Charset declaration html5 / php

ulthane · February 23, 2012, 3:11pm

Hey everyone, i saw that html5 has a new way of declaring charset, instead of:

<meta http-equiv="Content-Type" content="text/html; charset=utf-8" />

i can put:

<meta charset="UTF-8">

My question is, do old browsers support that shorthand? should i expect any issues with it?

And regarding a php question, im trying to get some text from external links, the text is returned as ‘???’ even if i use

header('Content-Type: text/html; charset=utf-8);

I tried anpther encoding (my language - hebrew) and it worked:

header('Content-Type: text/html; charset=windows-1255');

But the question is if the two wont conflict with each other… (the utf-8 declared in the html and windows-1255 declared in php)

Thanks for the help,
ulthane.

Michael_Morris1 · February 23, 2012, 5:50pm

It is far more effective and far more efficient to declare http headers in the actual header of the document rather than use the http-equiv tags. When applied the content type in particular those tags are a joke: by the time the browser reaches the tag it has already chosen a charset and language. At best you waste the client’s time restarting the page render. At worst the client happily ignores your tag (and most browsers do).

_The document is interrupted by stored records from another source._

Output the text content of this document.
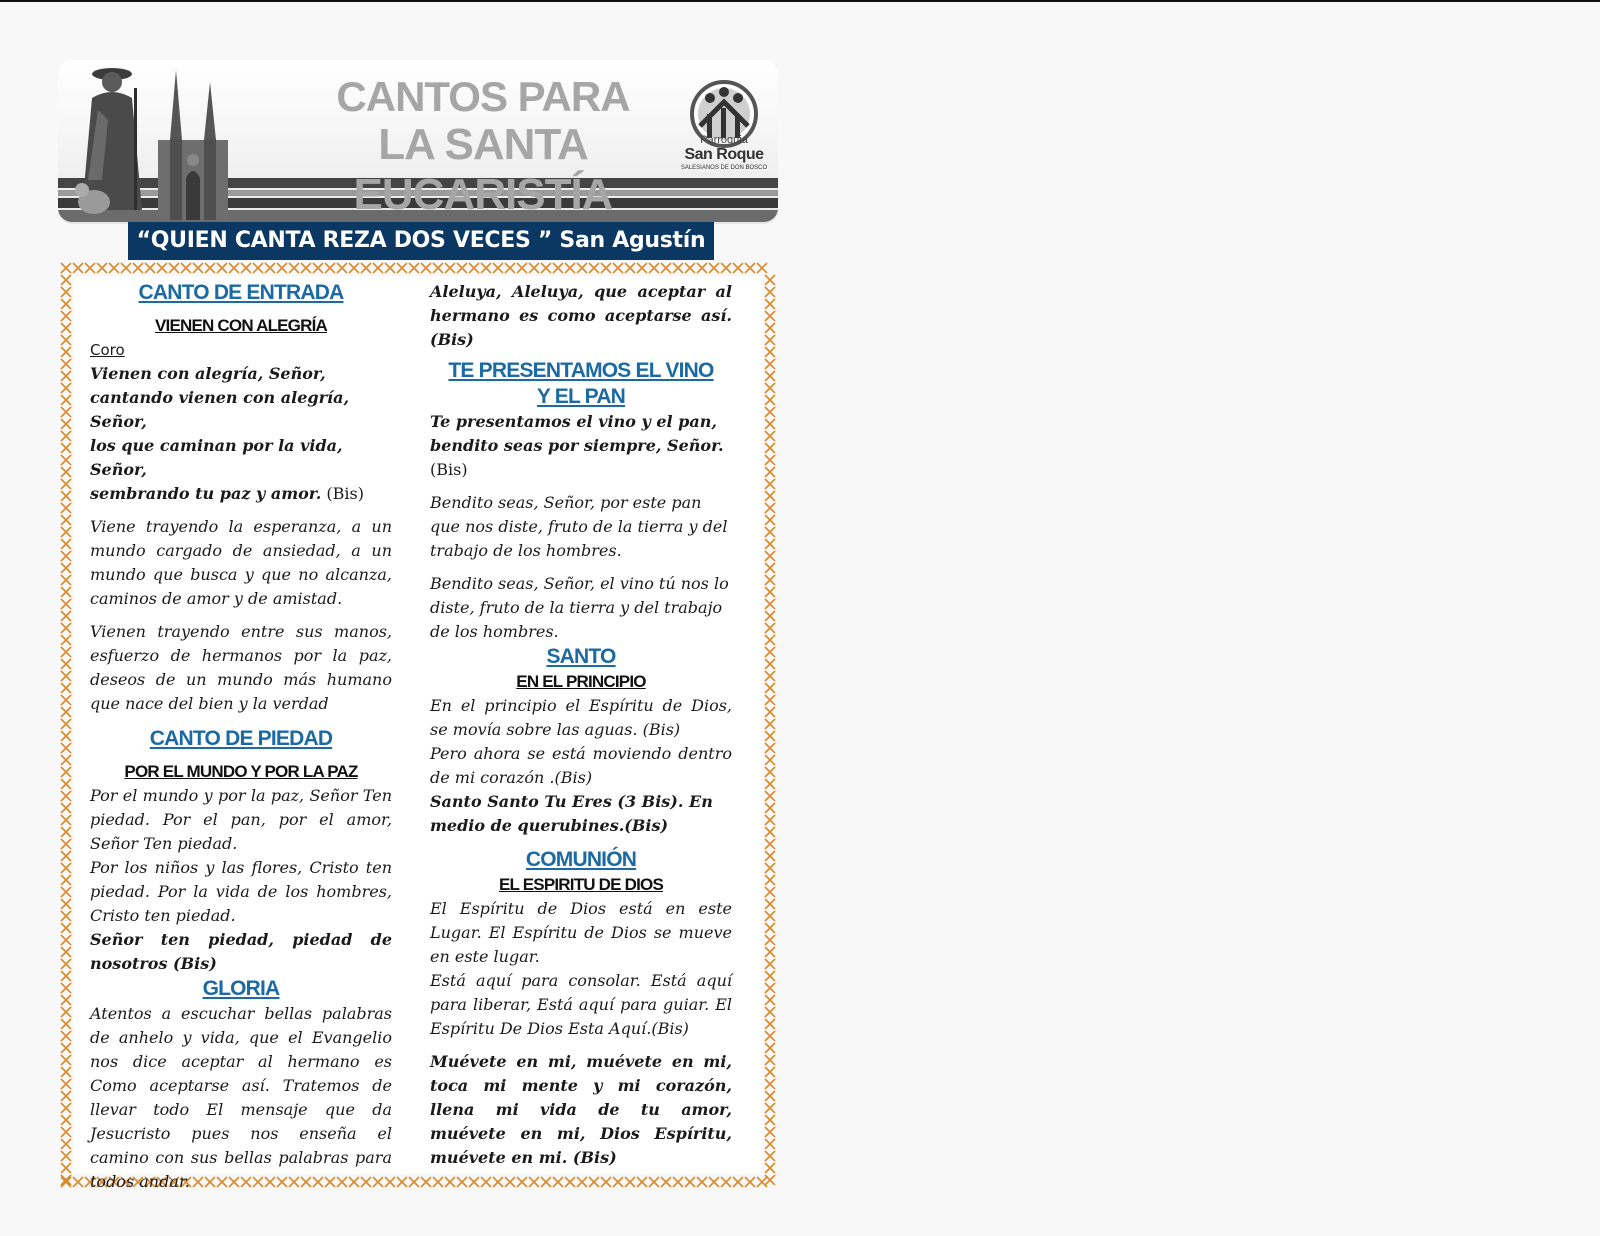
CANTOS PARA
LA SANTA EUCARISTÍA
Parroquia
San Roque
SALESIANOS DE DON BOSCO
“QUIEN CANTA REZA DOS VECES ” San Agustín
CANTO DE ENTRADA
VIENEN CON ALEGRÍA

Coro

Vienen con alegría, Señor,

cantando vienen con alegría, Señor,

los que caminan por la vida, Señor,

sembrando tu paz y amor. (Bis)

Viene trayendo la esperanza, a un mundo cargado de ansiedad, a un mundo que busca y que no alcanza, caminos de amor y de amistad.

Vienen trayendo entre sus manos, esfuerzo de hermanos por la paz, deseos de un mundo más humano que nace del bien y la verdad

CANTO DE PIEDAD
POR EL MUNDO Y POR LA PAZ

Por el mundo y por la paz, Señor Ten piedad. Por el pan, por el amor, Señor Ten piedad.

Por los niños y las flores, Cristo ten piedad. Por la vida de los hombres, Cristo ten piedad.

Señor ten piedad, piedad de nosotros (Bis)

GLORIA

Atentos a escuchar bellas palabras de anhelo y vida, que el Evangelio nos dice aceptar al hermano es Como aceptarse así. Tratemos de llevar todo El mensaje que da Jesucristo pues nos enseña el camino con sus bellas palabras para todos andar.

Aleluya, Aleluya, que aceptar al hermano es como aceptarse así. (Bis)

TE PRESENTAMOS EL VINO
Y EL PAN

Te presentamos el vino y el pan, bendito seas por siempre, Señor.

(Bis)

Bendito seas, Señor, por este pan que nos diste, fruto de la tierra y del trabajo de los hombres.

Bendito seas, Señor, el vino tú nos lo diste, fruto de la tierra y del trabajo de los hombres.

SANTO
EN EL PRINCIPIO

En el principio el Espíritu de Dios, se movía sobre las aguas. (Bis)

Pero ahora se está moviendo dentro de mi corazón .(Bis)

Santo Santo Tu Eres (3 Bis). En medio de querubines.(Bis)

COMUNIÓN
EL ESPIRITU DE DIOS

El Espíritu de Dios está en este Lugar. El Espíritu de Dios se mueve en este lugar.

Está aquí para consolar. Está aquí para liberar, Está aquí para guiar. El Espíritu De Dios Esta Aquí.(Bis)

Muévete en mi, muévete en mi, toca mi mente y mi corazón, llena mi vida de tu amor, muévete en mi, Dios Espíritu, muévete en mi. (Bis)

You already know how to set the headers in PHP. The http-equiv tags are redundant and unnecessary.

ulthane · February 23, 2012, 8:59pm

So i didn’t understand what you say is i should delete the meta tag completely and only put php header declaration? it then wont be visible to the client (dunno if it has any downsides or…)

Michael_Morris1 · February 24, 2012, 2:11pm

… HTTP 101 …

A document transmitted via the HTTP protocol will have two sections - a header and a body. The way modern browsers work, you never see the header, but they are there. These are the response headers for Google.


Date: Fri, 24 Feb 2012 13:59:47 GMT
Expires: -1
Cache-Control: private, max-age=0
Content-Type: text/html; charset=UTF-8
Content-Encoding: gzip
Server: gws
Content-Length: 22147
X-XSS-Protection: 1; mode=block
X-Frame-Options: SAMEORIGIN

200 OK

After this information comes the MIME encoded body of the document. If it’s text it will be relatively readable.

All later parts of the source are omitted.